= Sarah Jane Moon =

New Zealand-born British portrait painter

Sarah Jane Moon is a New Zealand-born British portrait painter known for her representations of LGBTQ+ individuals and cultural figures. Her work is characterised by vibrant color, expressive realism, and a commitment to depicting contemporary queer lives. Moon’s portraits have been exhibited at major institutions including the National Portrait Gallery in London and the New Zealand Portrait Gallery. She has also exhibited with the Royal Society of Portrait Painters.

== Early life and education ==
Sarah Jane Moon was born in New Zealand and initially trained in languages and art history. She later studied Fine Art at the Heatherley School of Fine Art in London, specialising in portraiture.

== Artistic career ==
Moon is known for creating large-scale, vividly colored portraits of LGBTQ+ individuals, often highlighting themes of identity, gender, and community. Her work challenges traditional portraiture by foregrounding underrepresented groups.

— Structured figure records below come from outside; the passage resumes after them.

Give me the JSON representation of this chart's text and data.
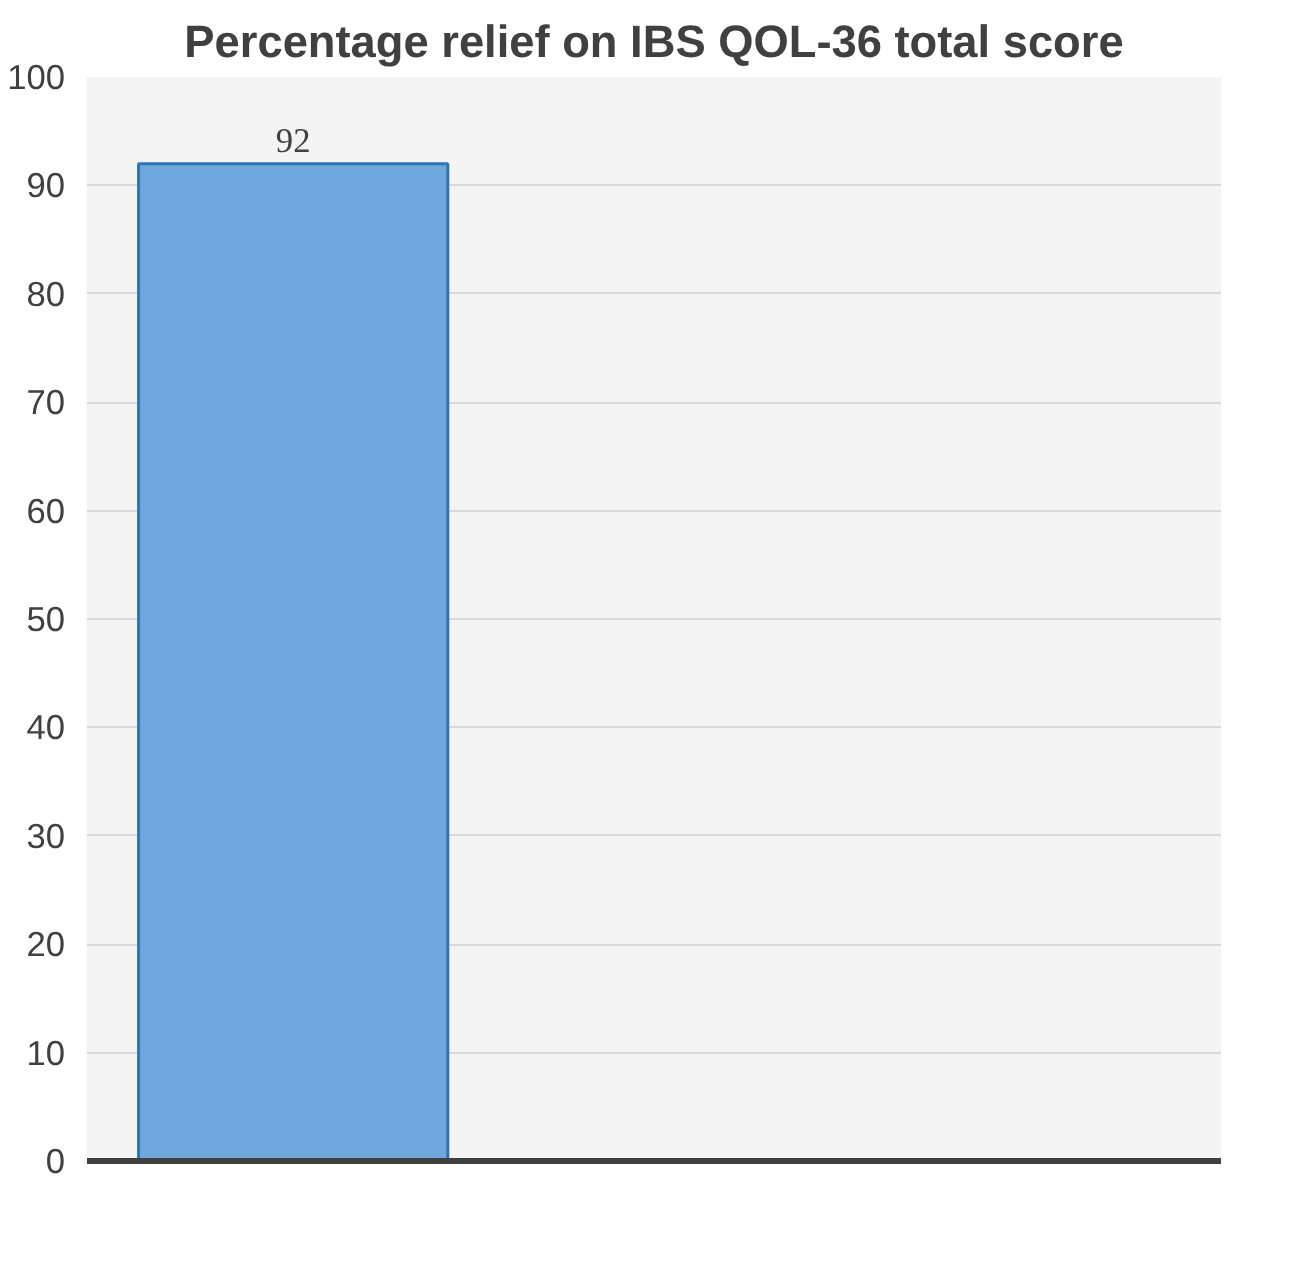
{
  "chart_data": {
    "type": "bar",
    "title": "Percentage relief on IBS QOL-36 total score",
    "categories": [
      null
    ],
    "values": [
      92
    ],
    "color": "#6fa8dc",
    "ylim": [
      0,
      100
    ],
    "yticks": [
      0,
      10,
      20,
      30,
      40,
      50,
      60,
      70,
      80,
      90,
      100
    ],
    "grid": "y",
    "data_labels": true
  }
}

She has exhibited in the BP Portrait Award, where her portrait of Dr Ronx featured prominently in the 2019 exhibition's publicity. Her work has also been shown at the Royal Society of Portrait Painters, the New Zealand Portrait Gallery, and internationally in group and solo exhibitions.

In 2024, the National Portrait Gallery acquired her portrait of LGBTQ+ activist Peter Tatchell, which is now part of its permanent collection. She was also elected the Chair of the Contemporary British Portrait Painters in the same year.

Moon was also awarded the Bulldog Bursary for Portraiture and the Arts Charitable Trust Award.

== Style and themes ==
Moon's work frequently explores contemporary queer identity, often depicting artists, activists, and thinkers within LGBTQ+ communities. Her sitters include Peter Tatchell, campaigner Jonathan Blake, and photographer Lola Flash.

== Recognition ==
Moon’s contributions to contemporary portraiture and LGBTQ+ visibility in art have been acknowledged in mainstream and art media alike. Publications including The Guardian, Artists & Illustrators, and Big Issue North have featured her work.

== Personal life ==
Moon is queer and has spoken about the importance of visibility and diversity in the arts.